Celle qui témoigna aux côtés de Simone Veil et Marceline LoridanIvens; qui se lia avec les Klarsfeld; qui affirma qu’avec Shoah, Claude Lanzmann plus qu’Arendt était le philosophe de la banalité du mal, avait il y a quelques mois donné « les bonnes feuilles » de son journal à Tenou’a et confié à Delphine Horvilleur qu’elle voulait se consacrer entièrement à l’écriture…
Anne Frank ne fut ni photographe de guerre, ni journaliste, ni rien du tout d’autre. J’ai imaginé qu’elle pourrait l’être, j’ai aimé croire l’avoir rencontrée. Elle aurait eu le Pulitzer, ou le Nobel de la Paix, ou les deux. Elle aurait été secrétaire de direction, chimiste, boulangère ou mère de famille. Elle serait devenue professeur d’allemand ou créatrice de mode. Elle aurait été un magnifique écrivain ou une pianiste hors pair. Elle aurait milité pour l’abolition de la peine de mort, pour le droit à l’avortement. Elle aurait dit oui au mariage pour tous… Anne Frank est la mémoire en creux de six millions de femmes, d’enfant et d’hommes.
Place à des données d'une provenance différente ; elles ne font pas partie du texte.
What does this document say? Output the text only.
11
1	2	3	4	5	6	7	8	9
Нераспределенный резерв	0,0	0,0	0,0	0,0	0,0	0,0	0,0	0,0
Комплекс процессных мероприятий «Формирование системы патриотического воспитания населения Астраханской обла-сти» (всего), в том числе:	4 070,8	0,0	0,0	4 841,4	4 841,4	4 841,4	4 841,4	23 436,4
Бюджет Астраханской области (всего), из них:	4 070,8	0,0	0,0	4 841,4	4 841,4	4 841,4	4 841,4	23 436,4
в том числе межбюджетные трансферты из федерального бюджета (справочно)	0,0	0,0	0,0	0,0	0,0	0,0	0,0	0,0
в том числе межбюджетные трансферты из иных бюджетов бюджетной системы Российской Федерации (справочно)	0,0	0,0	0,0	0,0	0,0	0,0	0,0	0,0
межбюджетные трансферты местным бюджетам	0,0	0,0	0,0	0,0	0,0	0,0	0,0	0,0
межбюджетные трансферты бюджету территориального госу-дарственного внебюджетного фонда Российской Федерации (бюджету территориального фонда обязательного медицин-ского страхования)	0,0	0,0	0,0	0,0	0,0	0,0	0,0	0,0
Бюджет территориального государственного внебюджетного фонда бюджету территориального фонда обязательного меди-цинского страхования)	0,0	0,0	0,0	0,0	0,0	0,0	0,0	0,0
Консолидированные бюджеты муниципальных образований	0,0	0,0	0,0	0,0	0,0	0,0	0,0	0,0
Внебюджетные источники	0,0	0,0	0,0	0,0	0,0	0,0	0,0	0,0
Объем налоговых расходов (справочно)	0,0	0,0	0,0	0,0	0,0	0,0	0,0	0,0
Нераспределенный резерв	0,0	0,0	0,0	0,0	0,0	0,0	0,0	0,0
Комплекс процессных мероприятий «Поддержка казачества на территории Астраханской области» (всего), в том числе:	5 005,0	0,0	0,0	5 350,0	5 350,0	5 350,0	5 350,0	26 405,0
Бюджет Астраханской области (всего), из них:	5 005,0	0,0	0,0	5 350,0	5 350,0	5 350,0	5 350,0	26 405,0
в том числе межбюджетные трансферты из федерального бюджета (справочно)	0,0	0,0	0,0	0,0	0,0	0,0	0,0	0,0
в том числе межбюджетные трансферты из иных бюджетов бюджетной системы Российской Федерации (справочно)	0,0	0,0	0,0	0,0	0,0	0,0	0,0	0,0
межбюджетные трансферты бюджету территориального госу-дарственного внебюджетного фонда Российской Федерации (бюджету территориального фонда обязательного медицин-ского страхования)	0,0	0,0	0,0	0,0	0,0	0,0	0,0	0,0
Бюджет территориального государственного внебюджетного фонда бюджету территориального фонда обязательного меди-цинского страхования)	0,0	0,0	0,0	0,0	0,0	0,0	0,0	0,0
Elle symbolise ce vide sidéral d’avenirs anéantis dont on parle si peu. Il n’y a rien à en dire, puisqu’ils ne furent pas. Six millions d’avenirs qui ne furent qu’un passé. Paris compte 2,244 millions d’habitants. Le vertige me prend : toute la ville anéantie, une fois, deux fois. Chaque habitant privé de demain… autant de médecins, vendeurs, d’infirmières, d’avocats, cuisiniers, syndicalistes qui ne furent pas. Autant d’amoureux, de râleurs, de passionnés, de voleurs, de rêveurs, de poètes qui ne furent pas.
Anne Frank est une fillette morte parce qu’elle était juive à l’âge de 16 ans, du typhus à Bergen-Belsen, comme sa sœur, dans un camp d’extermination nazi.